Entrevue avec le Projet Bocal
9 novembre 2022Entrevue avec Sonia Cordeau, Simon Lacroix et Raphaëlle Lalande du Projet Bocal, redoutable trio uni dans l’amitié et l'inventivité.
Propos recueillis par Isabelle Desaulniers.
Lorsque trois talentueux·ses diplômé·e·s du Conservatoire d’art dramatique de Montréal demeurent complices dans la création de spectacles aussi fantaisistes que libérateurs, on ne peut que se réjouir!

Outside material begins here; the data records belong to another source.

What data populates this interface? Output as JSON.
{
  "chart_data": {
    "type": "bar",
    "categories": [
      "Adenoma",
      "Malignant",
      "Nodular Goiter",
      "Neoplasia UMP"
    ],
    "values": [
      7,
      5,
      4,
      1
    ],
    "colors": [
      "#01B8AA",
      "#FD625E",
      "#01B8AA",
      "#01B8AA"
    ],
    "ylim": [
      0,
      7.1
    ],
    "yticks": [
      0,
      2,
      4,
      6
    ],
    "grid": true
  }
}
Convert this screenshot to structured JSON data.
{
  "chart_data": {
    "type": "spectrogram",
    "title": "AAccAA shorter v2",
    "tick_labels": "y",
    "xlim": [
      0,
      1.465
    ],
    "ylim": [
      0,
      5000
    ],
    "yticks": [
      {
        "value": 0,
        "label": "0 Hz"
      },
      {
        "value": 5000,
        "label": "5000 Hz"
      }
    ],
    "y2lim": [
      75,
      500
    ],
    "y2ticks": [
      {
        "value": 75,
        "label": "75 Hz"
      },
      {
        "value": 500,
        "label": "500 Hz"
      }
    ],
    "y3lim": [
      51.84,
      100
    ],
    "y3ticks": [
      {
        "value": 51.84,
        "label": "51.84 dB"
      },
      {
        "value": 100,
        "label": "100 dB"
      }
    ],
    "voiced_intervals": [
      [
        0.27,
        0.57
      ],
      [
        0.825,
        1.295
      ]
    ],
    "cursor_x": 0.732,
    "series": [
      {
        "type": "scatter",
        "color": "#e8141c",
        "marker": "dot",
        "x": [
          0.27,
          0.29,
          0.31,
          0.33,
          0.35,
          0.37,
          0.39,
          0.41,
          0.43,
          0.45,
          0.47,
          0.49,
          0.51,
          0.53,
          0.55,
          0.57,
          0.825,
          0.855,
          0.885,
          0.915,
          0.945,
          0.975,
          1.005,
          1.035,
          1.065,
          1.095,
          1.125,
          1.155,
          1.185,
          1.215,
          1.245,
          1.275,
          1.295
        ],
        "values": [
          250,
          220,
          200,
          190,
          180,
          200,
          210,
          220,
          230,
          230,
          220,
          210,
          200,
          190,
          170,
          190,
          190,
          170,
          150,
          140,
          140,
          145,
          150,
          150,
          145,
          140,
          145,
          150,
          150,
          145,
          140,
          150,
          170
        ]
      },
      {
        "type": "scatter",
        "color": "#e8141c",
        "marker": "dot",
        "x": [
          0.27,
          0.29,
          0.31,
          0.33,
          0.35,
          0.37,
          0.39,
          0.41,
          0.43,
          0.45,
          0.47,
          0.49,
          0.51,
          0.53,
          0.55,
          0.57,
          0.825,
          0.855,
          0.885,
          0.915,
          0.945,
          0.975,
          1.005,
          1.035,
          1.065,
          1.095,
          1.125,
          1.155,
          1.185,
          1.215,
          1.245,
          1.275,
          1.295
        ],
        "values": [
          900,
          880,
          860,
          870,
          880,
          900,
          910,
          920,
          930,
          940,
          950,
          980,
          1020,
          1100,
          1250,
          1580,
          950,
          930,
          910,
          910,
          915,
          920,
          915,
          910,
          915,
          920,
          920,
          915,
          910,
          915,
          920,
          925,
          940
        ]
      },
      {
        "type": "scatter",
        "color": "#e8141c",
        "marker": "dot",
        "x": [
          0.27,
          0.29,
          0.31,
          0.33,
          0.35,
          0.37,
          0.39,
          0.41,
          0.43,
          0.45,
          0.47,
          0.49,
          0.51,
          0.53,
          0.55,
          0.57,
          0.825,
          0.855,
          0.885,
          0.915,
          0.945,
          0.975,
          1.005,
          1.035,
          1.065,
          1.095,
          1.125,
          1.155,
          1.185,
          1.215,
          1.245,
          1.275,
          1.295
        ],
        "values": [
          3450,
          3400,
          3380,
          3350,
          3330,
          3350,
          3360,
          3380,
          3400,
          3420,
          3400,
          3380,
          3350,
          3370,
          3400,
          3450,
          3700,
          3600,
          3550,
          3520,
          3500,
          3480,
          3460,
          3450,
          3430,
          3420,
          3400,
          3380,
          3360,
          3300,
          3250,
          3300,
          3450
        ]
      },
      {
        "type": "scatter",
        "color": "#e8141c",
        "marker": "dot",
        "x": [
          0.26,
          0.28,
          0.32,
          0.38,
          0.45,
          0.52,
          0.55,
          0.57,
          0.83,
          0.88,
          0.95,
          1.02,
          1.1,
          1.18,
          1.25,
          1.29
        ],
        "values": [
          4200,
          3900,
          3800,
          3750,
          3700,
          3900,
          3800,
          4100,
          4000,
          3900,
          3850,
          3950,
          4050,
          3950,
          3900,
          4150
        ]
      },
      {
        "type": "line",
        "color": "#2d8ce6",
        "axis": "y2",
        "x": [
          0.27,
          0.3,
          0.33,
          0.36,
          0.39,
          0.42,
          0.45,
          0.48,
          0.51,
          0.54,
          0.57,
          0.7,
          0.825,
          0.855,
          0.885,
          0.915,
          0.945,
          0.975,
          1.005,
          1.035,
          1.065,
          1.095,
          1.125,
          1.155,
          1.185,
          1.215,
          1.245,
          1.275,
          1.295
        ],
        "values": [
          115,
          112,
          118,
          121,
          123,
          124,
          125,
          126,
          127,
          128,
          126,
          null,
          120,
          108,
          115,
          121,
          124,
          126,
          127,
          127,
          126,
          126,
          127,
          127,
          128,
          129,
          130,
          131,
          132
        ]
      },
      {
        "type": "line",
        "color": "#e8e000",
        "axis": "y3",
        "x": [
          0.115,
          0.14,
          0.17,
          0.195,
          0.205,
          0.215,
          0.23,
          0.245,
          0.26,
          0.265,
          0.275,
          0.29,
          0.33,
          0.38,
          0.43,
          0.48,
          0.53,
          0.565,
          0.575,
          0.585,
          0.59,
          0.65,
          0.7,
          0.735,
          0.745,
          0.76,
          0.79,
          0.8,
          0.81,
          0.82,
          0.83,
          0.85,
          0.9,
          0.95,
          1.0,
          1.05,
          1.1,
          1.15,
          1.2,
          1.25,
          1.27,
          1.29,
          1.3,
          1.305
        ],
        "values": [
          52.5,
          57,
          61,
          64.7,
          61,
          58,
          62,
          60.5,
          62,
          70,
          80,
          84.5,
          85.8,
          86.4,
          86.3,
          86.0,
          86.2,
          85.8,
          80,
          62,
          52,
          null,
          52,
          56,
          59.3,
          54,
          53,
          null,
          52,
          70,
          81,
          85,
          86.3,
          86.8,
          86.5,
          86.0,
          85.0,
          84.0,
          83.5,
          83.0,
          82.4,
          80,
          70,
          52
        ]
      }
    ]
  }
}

Depuis la fondation, dès leur sortie de l’école en 2011, de la compagnie Le Projet Bocal, les trois cofondateur·trice·s Sonia Cordeau, Simon Lacroix et Raphaëlle Lalande ont créé plusieurs œuvres collectives, notamment la trilogie Le Projet Bocal (2013), Oh Lord (2014) et Le spectacle (2016). Désormais comédien·ne·s bien connu·e·s du public, artistes en résidence chez Duceppe de 2019 à 2021, iels présentent cette saison leur nouvelle et attendue création Showtime – Une grosse pièce de théâtre, signant à trois les textes et la mise en scène, en plus d’y jouer. Entretien avec ce redoutable trio uni dans l’amitié et l'inventivité.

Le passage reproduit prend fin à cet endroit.